Yemen on 'high alert' over al-Qaeda threat
Yemeni security forces have been put on high alert amid warnings of an imminent attack by al-Qaeda in Sana'a, as the US and Britain withdrew embassy staff and urged their citizens to leave the country.
BBC Arabic quoted a Yemeni security source as saying that "extraordinary and unprecedented" security measures had been put in place, with armoured vehicles deployed at the presidential palace and other sensitive government and foreign installations in Yemen's capital.
Dozens of al-Qaeda operatives were said to have streamed into Sana'a in the last few days, apparently to take part in a terrorist attack, the BBC said. The Yemeni claim could not be independently confirmed.
Hours earlier, Yemeni tribal sources and unnamed officials reported two US drone strikes that killed four al-Qaeda operatives in Marib province north-east of Sana'a, including a senior commander who was named by al-Jazeera as Salah al-Jumati. Last month, the second in command of al-Qaeda in the Arabian Peninsula, Said al-Shehri, was also killed in a US drone strike.
The New York Times reported that US intelligence services had intercepted communications between Ayman al-Zawahiri, al-Qaeda's overall leader, and the Yemeni head of al-Qaida in the Arabian Peninsula (AQAP), Nasser al-Wuhayshi.
In London the Foreign Office said all UK embassy staff had been temporarily withdrawn.
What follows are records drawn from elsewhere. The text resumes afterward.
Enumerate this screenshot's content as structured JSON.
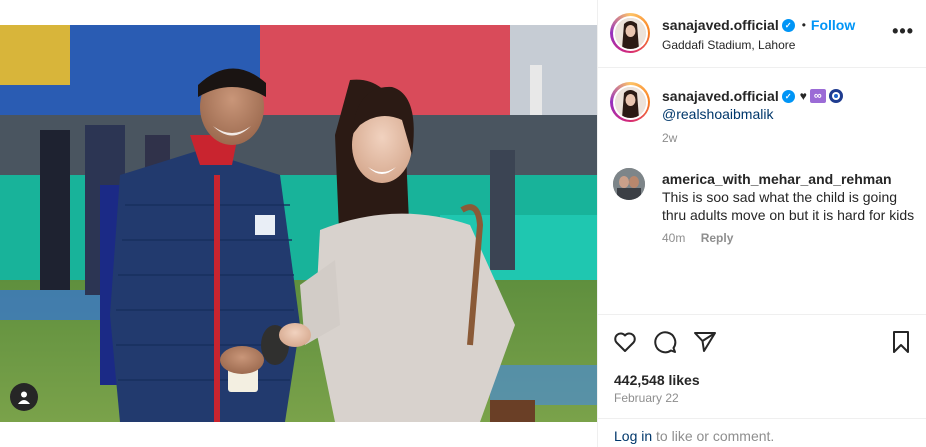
{
  "post": {
    "username": "sanajaved.official",
    "follow_label": "Follow",
    "location": "Gaddafi Stadium, Lahore",
    "more_label": "•••"
  },
  "caption": {
    "username": "sanajaved.official",
    "emoji_heart": "♥",
    "emoji_infinity": "∞",
    "mention": "@realshoaibmalik",
    "time": "2w"
  },
  "comment": {
    "username": "america_with_mehar_and_rehman",
    "text": "This is soo sad what the child is going thru adults move on but it is hard for kids",
    "time": "40m",
    "reply_label": "Reply"
  },
  "stats": {
    "likes": "442,548 likes",
    "date": "February 22"
  },
  "footer": {
    "login_link": "Log in",
    "login_rest": " to like or comment."
  },
  "icons": {
    "verified": "verified-badge-icon",
    "like": "heart-icon",
    "comment": "comment-bubble-icon",
    "share": "paper-plane-icon",
    "save": "bookmark-icon",
    "tag": "user-tag-icon"
  },
  "colors": {
    "accent": "#0095f6",
    "link": "#00376b",
    "muted": "#8e8e8e"
  }
}
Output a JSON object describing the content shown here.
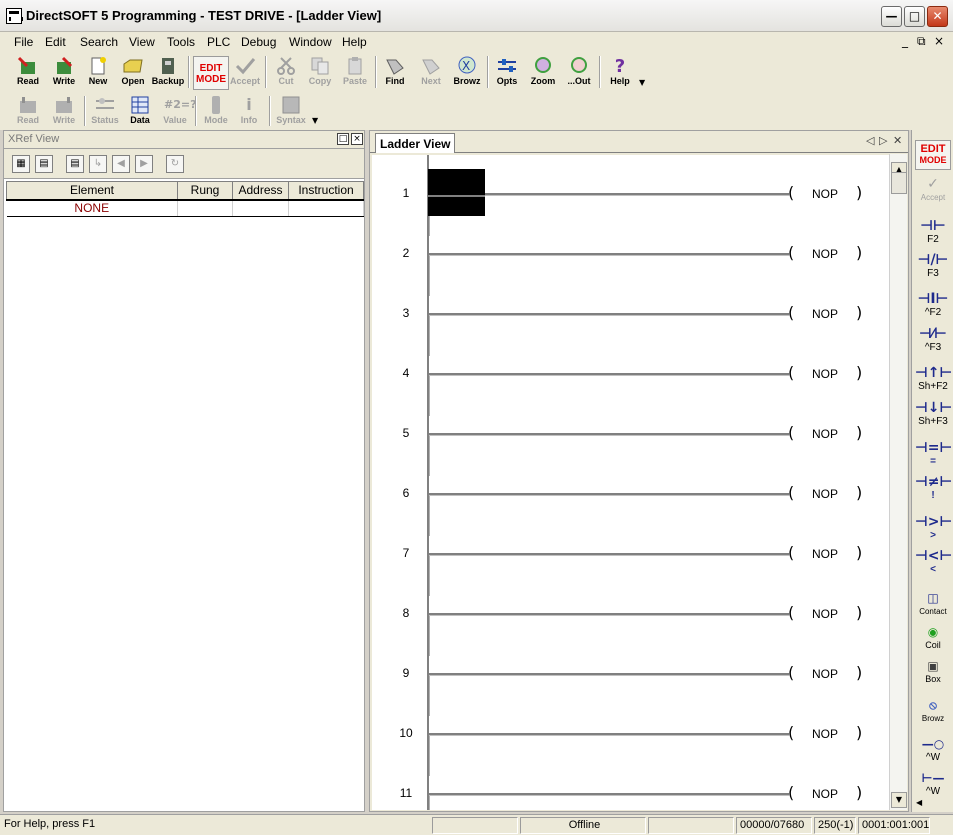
{
  "window": {
    "title": "DirectSOFT 5 Programming - TEST DRIVE - [Ladder View]"
  },
  "menu": {
    "items": [
      "File",
      "Edit",
      "Search",
      "View",
      "Tools",
      "PLC",
      "Debug",
      "Window",
      "Help"
    ]
  },
  "toolbar1": {
    "read": "Read",
    "write": "Write",
    "new": "New",
    "open": "Open",
    "backup": "Backup",
    "edit_mode_line1": "EDIT",
    "edit_mode_line2": "MODE",
    "accept": "Accept",
    "cut": "Cut",
    "copy": "Copy",
    "paste": "Paste",
    "find": "Find",
    "next": "Next",
    "browz": "Browz",
    "opts": "Opts",
    "zoom": "Zoom",
    "zoomout": "...Out",
    "help": "Help"
  },
  "toolbar2": {
    "read": "Read",
    "write": "Write",
    "status": "Status",
    "data": "Data",
    "value": "Value",
    "mode": "Mode",
    "info": "Info",
    "syntax": "Syntax"
  },
  "xref": {
    "title": "XRef View",
    "columns": [
      "Element",
      "Rung",
      "Address",
      "Instruction"
    ],
    "rows": [
      {
        "element": "NONE",
        "rung": "",
        "address": "",
        "instruction": ""
      }
    ]
  },
  "ladder": {
    "tab": "Ladder View",
    "coil": "NOP",
    "rungs": [
      "1",
      "2",
      "3",
      "4",
      "5",
      "6",
      "7",
      "8",
      "9",
      "10",
      "11"
    ]
  },
  "right_toolbar": {
    "edit1": "EDIT",
    "edit2": "MODE",
    "accept": "Accept",
    "f2": "F2",
    "f3": "F3",
    "cf2": "^F2",
    "cf3": "^F3",
    "sf2": "Sh+F2",
    "sf3": "Sh+F3",
    "eq": "=",
    "ne": "!",
    "gt": ">",
    "lt": "<",
    "contact": "Contact",
    "coil": "Coil",
    "box": "Box",
    "browz": "Browz",
    "w1": "^W",
    "w2": "^W"
  },
  "status": {
    "help": "For Help, press F1",
    "mode": "Offline",
    "memory": "00000/07680",
    "rung": "250(-1)",
    "position": "0001:001:001"
  },
  "colors": {
    "accent_red": "#e00000",
    "ladder_blue": "#1e2a8c",
    "none_text": "#8b0000"
  }
}
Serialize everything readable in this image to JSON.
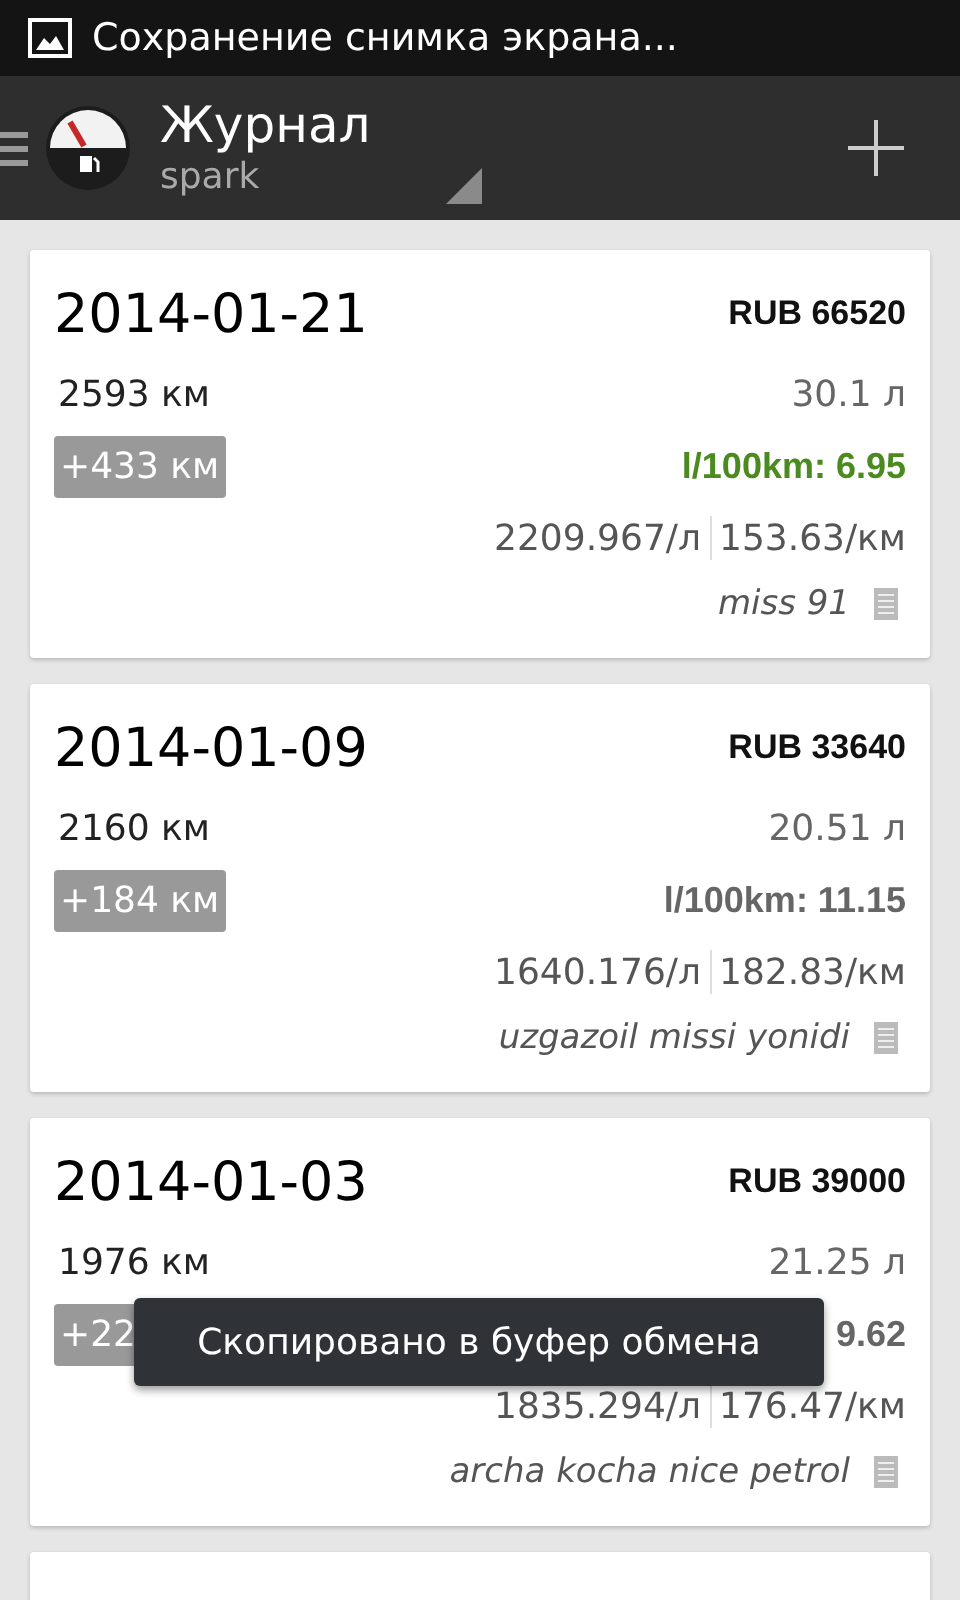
{
  "status_bar": {
    "notification": "Сохранение снимка экрана..."
  },
  "action_bar": {
    "title": "Журнал",
    "subtitle": "spark"
  },
  "entries": [
    {
      "date": "2014-01-21",
      "cost": "RUB 66520",
      "odometer": "2593 км",
      "volume": "30.1 л",
      "distance": "+433 км",
      "efficiency": "l/100km: 6.95",
      "good": true,
      "price_per_liter": "2209.967/л",
      "price_per_km": "153.63/км",
      "note": "miss 91"
    },
    {
      "date": "2014-01-09",
      "cost": "RUB 33640",
      "odometer": "2160 км",
      "volume": "20.51 л",
      "distance": "+184 км",
      "efficiency": "l/100km: 11.15",
      "good": false,
      "price_per_liter": "1640.176/л",
      "price_per_km": "182.83/км",
      "note": "uzgazoil missi yonidi"
    },
    {
      "date": "2014-01-03",
      "cost": "RUB 39000",
      "odometer": "1976 км",
      "volume": "21.25 л",
      "distance": "+22",
      "efficiency": "9.62",
      "good": false,
      "price_per_liter": "1835.294/л",
      "price_per_km": "176.47/км",
      "note": "archa kocha nice petrol"
    }
  ],
  "toast": "Скопировано в буфер обмена"
}
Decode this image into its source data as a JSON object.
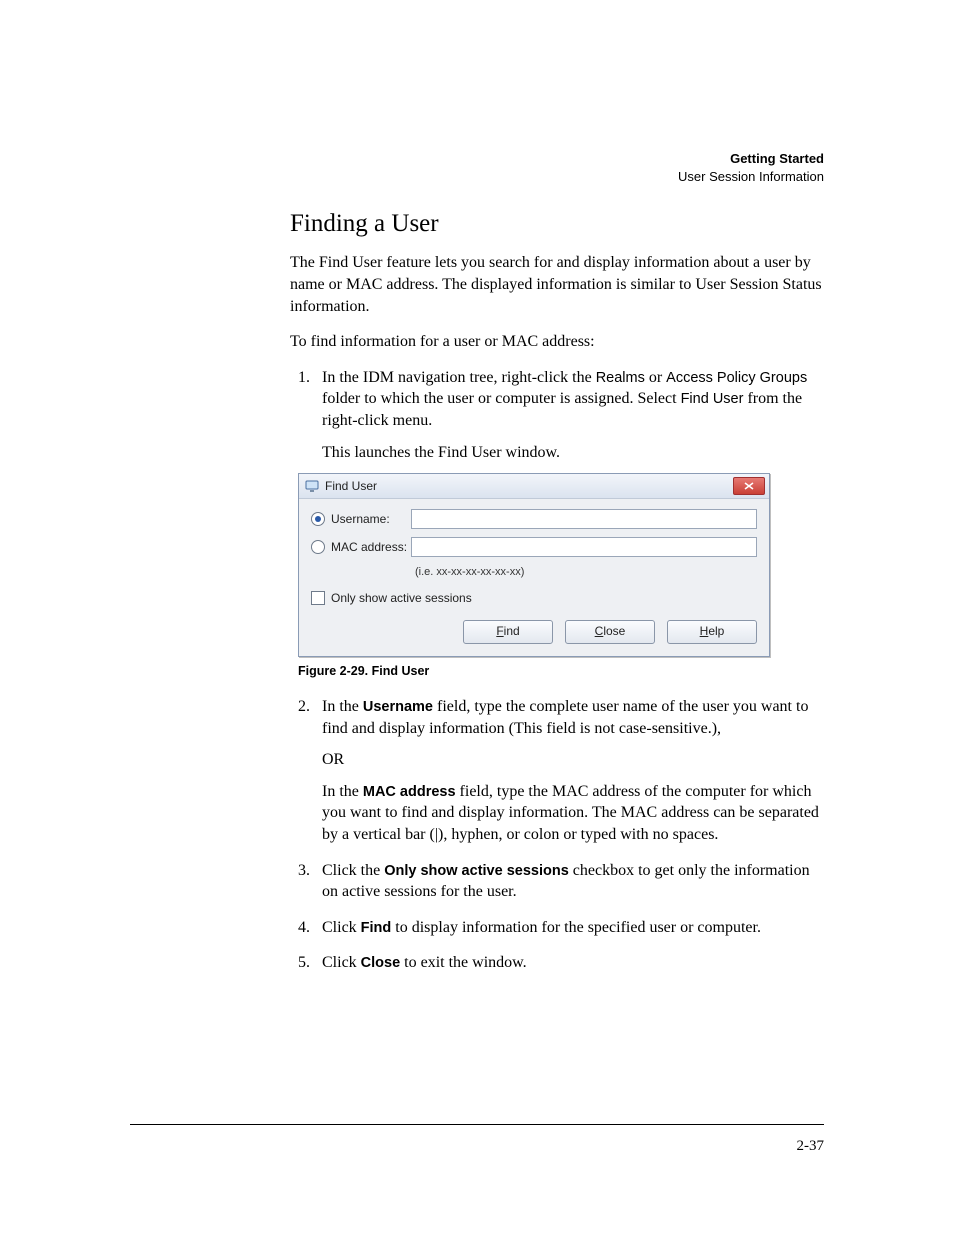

The FCO also advised against all travel to the whole country.
A US defence department spokesman said the American air force transported state department personnel out of Sana'a early yesterday. "The US department of defence continues to have personnel on the ground in Yemen to support the US state department and monitor the security situation," said George Little.
A global travel alert issued yesterday said: "The US department of state warns US citizens of the high security threat level in Yemen due to terrorist activities and civil unrest."